I hope I'm misremembering that but it's a pretty strong memory that totally locked in for me that that water is not necessarily dangerous.
But now 100% sure that actually happened. Also it was likely a professor and not a working engineer drinking the water which makes much more sense.
While I do see this as a form of hazing which I am morally opposed to-
8oz (.237 liters) of primary coolant in a properly maintained pressurized water reactor might contain up to 13mrem of orally ingestible radiation, or approximately the radiation of a chest x-ray. (For comparison you get between 3-8 milirem on a 7 hour transatlantic flight)
Don’t make it your primary source of hydration and you’ll be ok. If the fuel is degraded or there is a leak (unlikely in properly maintained PWRs) the radiation dose is significantly higher.
I'd drink it. It's just extremely pure water, with a nuclear flashlight at the bottom of the pool - which no one could see, even if they had gamma-ray glasses on[1], because the water attenuates it so much.
[0] Or ions of hydrogen or helium, in the case of alpha and beta radiation.
[1] Which it turns out were way less cool than the Sea Monkeys(tm).

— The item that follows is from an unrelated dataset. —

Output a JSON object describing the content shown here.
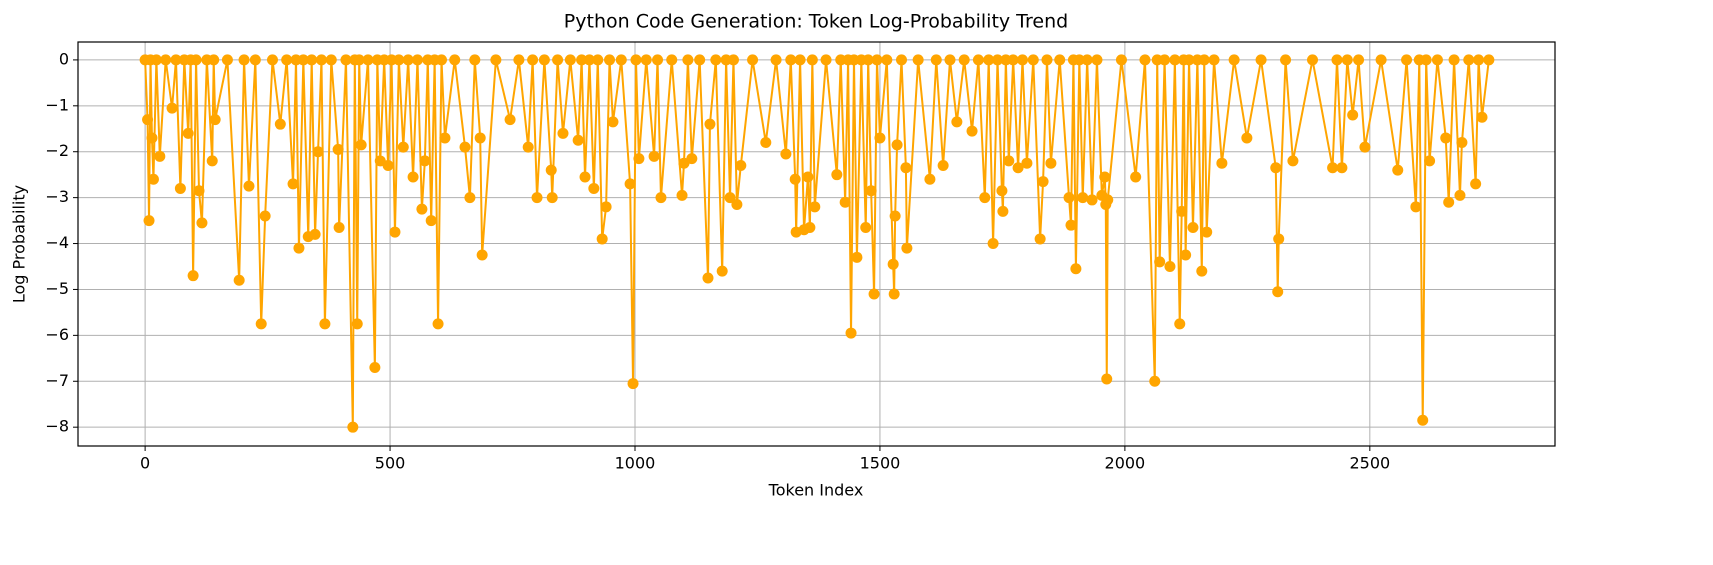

See https://what-if.xkcd.com/29/
“But just to be sure, I got in touch with a friend of mine who works at a research reactor, and asked him what he thought would happen to you if you tried to swim in their radiation containment pool.
“In our reactor?” He thought about it for a moment. “You’d die pretty quickly, before reaching the water, from gunshot wounds.”
Apparently they do have concerns.
Well yeah. If someone falls in water at work, you get them checked out at the hospital. The paltry amount of radiation is kind of the least of your worries if there's even the smallest risk you got some water in your lungs.
People can drown on dry land from about a tablespoon of water getting into their lungs.
Well, I don't think there's such a big risk of that. Falling into a pool is something most of us have probably done. Being pushed by a friend as a kid for example. The risk of drowning is probably pretty comparable to the risk from the radiation (negligible).
More like "send 'em to the ER, my ass is covered".
There are numerous anecdotes from the USS Reagan that contradict that prosaic interpretation (of the reason it was abruptly moved),
https://www.thenation.com/article/archive/seven-years-on-sai... ("7 Years on, Sailors Exposed to Fukushima Radiation Seek Their Day in Court" (2018))
E.g.,
"He was issued iodine tablets—which are used to block radioactive iodine, a common byproduct of uranium fission, from being absorbed by the thyroid gland—and fitted for an NBC (nuclear, biological, chemical) suit. He was also told not to drink water from the ship’s desalination system. [...] Torres, the senior petty officer, recounted, “One of the scariest things I’ve heard in my career was when the commanding officer came over the loudspeaker, and she said, ‘We’ve detected high levels of radiation in the drinking water; I’m securing all the water.’” That included making showers off limits."
I mean I would rather lick a keyboard than a butthole (with exceptions of course)
> But just to be sure, I got in touch with a friend of mine who works at a research reactor, and asked him what he thought would happen to you if you tried to swim in their radiation containment pool. “In our reactor?” He thought about it for a moment. “You’d die pretty quickly, before reaching the water, from gunshot wounds.”